The 2013 Prohibition of Employment of Manual Scavengers and Their Rehabilitation Act aimed to introduce safety measures for manual scavengers and encouraged their rehabilitation. Activists and manual scavengers have since criticized the law on the grounds that it does not strictly ban the practice.

A major employer of manual scavengers is the Indian Railways. However, Indian Railways has announced that it will build 1,40,000 bio-toilets by 2019 in all the coaches on its trains.

Manual scavenging also persists due to the continued presence of “insanitary latrines,” where human waste has to be cleaned physically and not by a machine or sewage system. The majority of such latrines are dry latrines, which don’t use water. According to the 2011 Census, there are about 2.6 million dry latrines in India.

As long as such “insanitary” toilets remain, there will be manual scavengers as enforcing the law flails.

They are underpaid and their social mobility remains stagnant. Kuna Naik, a 40-year-old manual scavenger from Bhubaneswar in Odisha, said: “Everyone in my family is engaged in manual scavenging. We get paid about 300 rupees on a good day, but we don’t get work every day.”

Naik also added that protective gear like gloves, gas masks and boots are often not provided by employers, in violation of the 2013 law, leading to diseases and even death. There is no proper accountability system in place, making such loopholes in the law larger.

The 2013 Act allows manual scavenging if the employer provides ‘protective gear’; However, the Act does not define what constitutes ‘protective gear,’ creating a possibility for employers to exploit this provision, say activists.

Social exclusion and gender gap

Manual scavengers are also subjected to social exclusion, both for belonging to a low caste and being in a stigmatized profession. They are often denied access to places of worship, public sources of water and excluded from cultural events.
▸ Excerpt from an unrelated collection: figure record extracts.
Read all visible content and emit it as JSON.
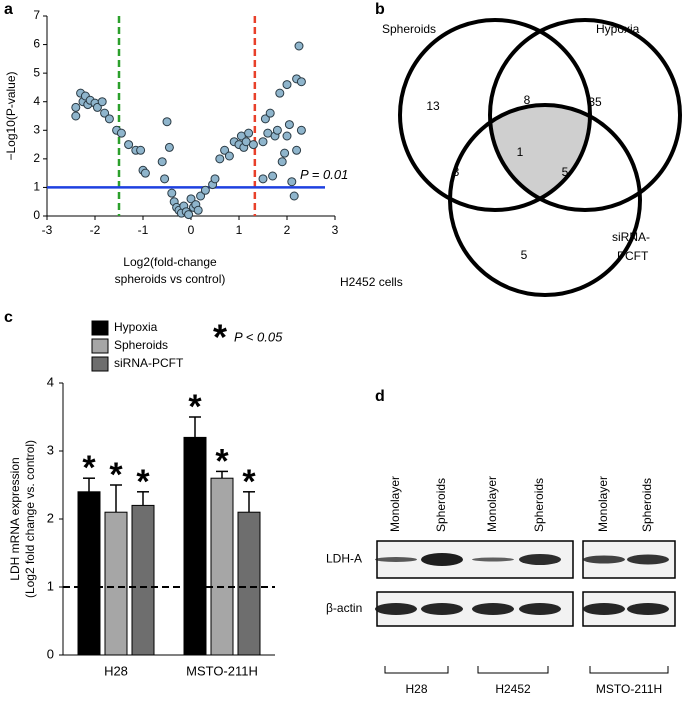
{
  "panel_labels": [
    "a",
    "b",
    "c",
    "d"
  ],
  "chart_data": [
    {
      "type": "scatter",
      "xlabel": [
        "Log2(fold-change",
        "spheroids vs control)"
      ],
      "ylabel": "−Log10(P-value)",
      "xlim": [
        -3,
        3
      ],
      "xticks": [
        -3,
        -2,
        -1,
        0,
        1,
        2,
        3
      ],
      "ylim": [
        0,
        7
      ],
      "yticks": [
        0,
        1,
        2,
        3,
        4,
        5,
        6,
        7
      ],
      "color": "#8fb5cc",
      "x": [
        -2.4,
        -2.4,
        -2.3,
        -2.25,
        -2.2,
        -2.15,
        -2.1,
        -2.0,
        -1.95,
        -1.85,
        -1.8,
        -1.7,
        -1.55,
        -1.45,
        -1.3,
        -1.15,
        -1.05,
        -1.0,
        -0.95,
        -0.6,
        -0.55,
        -0.5,
        -0.45,
        -0.4,
        -0.35,
        -0.3,
        -0.25,
        -0.2,
        -0.15,
        -0.1,
        -0.05,
        0.0,
        0.05,
        0.1,
        0.15,
        0.2,
        0.3,
        0.45,
        0.5,
        0.6,
        0.7,
        0.8,
        0.9,
        1.0,
        1.05,
        1.1,
        1.15,
        1.2,
        1.3,
        1.5,
        1.5,
        1.55,
        1.6,
        1.65,
        1.7,
        1.75,
        1.8,
        1.85,
        1.9,
        1.95,
        2.0,
        2.0,
        2.05,
        2.1,
        2.15,
        2.2,
        2.2,
        2.25,
        2.3,
        2.3
      ],
      "values": [
        3.5,
        3.8,
        4.3,
        4.0,
        4.2,
        3.9,
        4.05,
        3.95,
        3.8,
        4.0,
        3.6,
        3.4,
        3.0,
        2.9,
        2.5,
        2.3,
        2.3,
        1.6,
        1.5,
        1.9,
        1.3,
        3.3,
        2.4,
        0.8,
        0.5,
        0.3,
        0.2,
        0.1,
        0.35,
        0.15,
        0.05,
        0.6,
        0.3,
        0.4,
        0.2,
        0.7,
        0.9,
        1.1,
        1.3,
        2.0,
        2.3,
        2.1,
        2.6,
        2.5,
        2.8,
        2.4,
        2.6,
        2.9,
        2.5,
        1.3,
        2.6,
        3.4,
        2.9,
        3.6,
        1.4,
        2.8,
        3.0,
        4.3,
        1.9,
        2.2,
        4.6,
        2.8,
        3.2,
        1.2,
        0.7,
        4.8,
        2.3,
        5.95,
        4.7,
        3.0
      ],
      "vlines": [
        {
          "value": -1.5,
          "color": "#2ca02c"
        },
        {
          "value": 1.33,
          "color": "#e8402a"
        }
      ],
      "hlines": [
        {
          "value": 1,
          "color": "#1e40e0",
          "label": "P = 0.01"
        }
      ]
    },
    {
      "type": "bar",
      "ylabel": [
        "LDH mRNA expression",
        "(Log2 fold change vs. control)"
      ],
      "categories": [
        "H28",
        "MSTO-211H"
      ],
      "ylim": [
        0,
        4
      ],
      "yticks": [
        0,
        1,
        2,
        3,
        4
      ],
      "series": [
        {
          "name": "Hypoxia",
          "color": "#000000",
          "values": [
            2.4,
            3.2
          ],
          "errors": [
            0.2,
            0.3
          ]
        },
        {
          "name": "Spheroids",
          "color": "#a6a6a6",
          "values": [
            2.1,
            2.6
          ],
          "errors": [
            0.4,
            0.1
          ]
        },
        {
          "name": "siRNA-PCFT",
          "color": "#6e6e6e",
          "values": [
            2.2,
            2.1
          ],
          "errors": [
            0.2,
            0.3
          ]
        }
      ],
      "hlines": [
        {
          "value": 1,
          "style": "dashed"
        }
      ],
      "significance_symbol": "*",
      "significance_note": "P < 0.05"
    }
  ],
  "venn": {
    "sets": [
      "Spheroids",
      "Hypoxia"
    ],
    "third_set": [
      "siRNA-",
      "PCFT"
    ],
    "counts": {
      "spheroids_only": 13,
      "spheroids_hypoxia": 8,
      "hypoxia_only": 35,
      "spheroids_sirna": 3,
      "all": 1,
      "hypoxia_sirna": 5,
      "sirna_only": 5
    },
    "caption": "H2452 cells"
  },
  "blot": {
    "lanes": [
      "Monolayer",
      "Spheroids",
      "Monolayer",
      "Spheroids",
      "Monolayer",
      "Spheroids"
    ],
    "rows": [
      "LDH-A",
      "β-actin"
    ],
    "groups": [
      "H28",
      "H2452",
      "MSTO-211H"
    ]
  }
}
A 2014 report by Human Rights Watch (HRW) titled “Cleaning Human Waste released” revealed that manual scavenging is also plagued by a gender pay gap.

The report states: “Women who clean dry toilets in rural areas sometimes receive little or no cash wages, reflecting long-established customary practices, but instead receive daily rations of leftover food, grain during harvest, old clothes during festival times and access to community and upper caste land for grazing livestock and collecting firewood – all given at the discretion of the households they serve.”

In areas where caste-based untouchability is still practiced towards lower caste Dalits, which most manual scavengers are, food is either dropped into their hands or thrown in front of them, says the HRW report.

Men usually get to work with the railways, municipality or other public spaces where the pay is better. Women take up the poorly-paid job of cleaning dry latrines in residential areas and villages. Wilson added: “Patriarchy made women clean where no one else wants to clean up. Rehabilitation is also more difficult for women as most of them are middle-aged and elderly. What are the alternate livelihood options that can be developed?”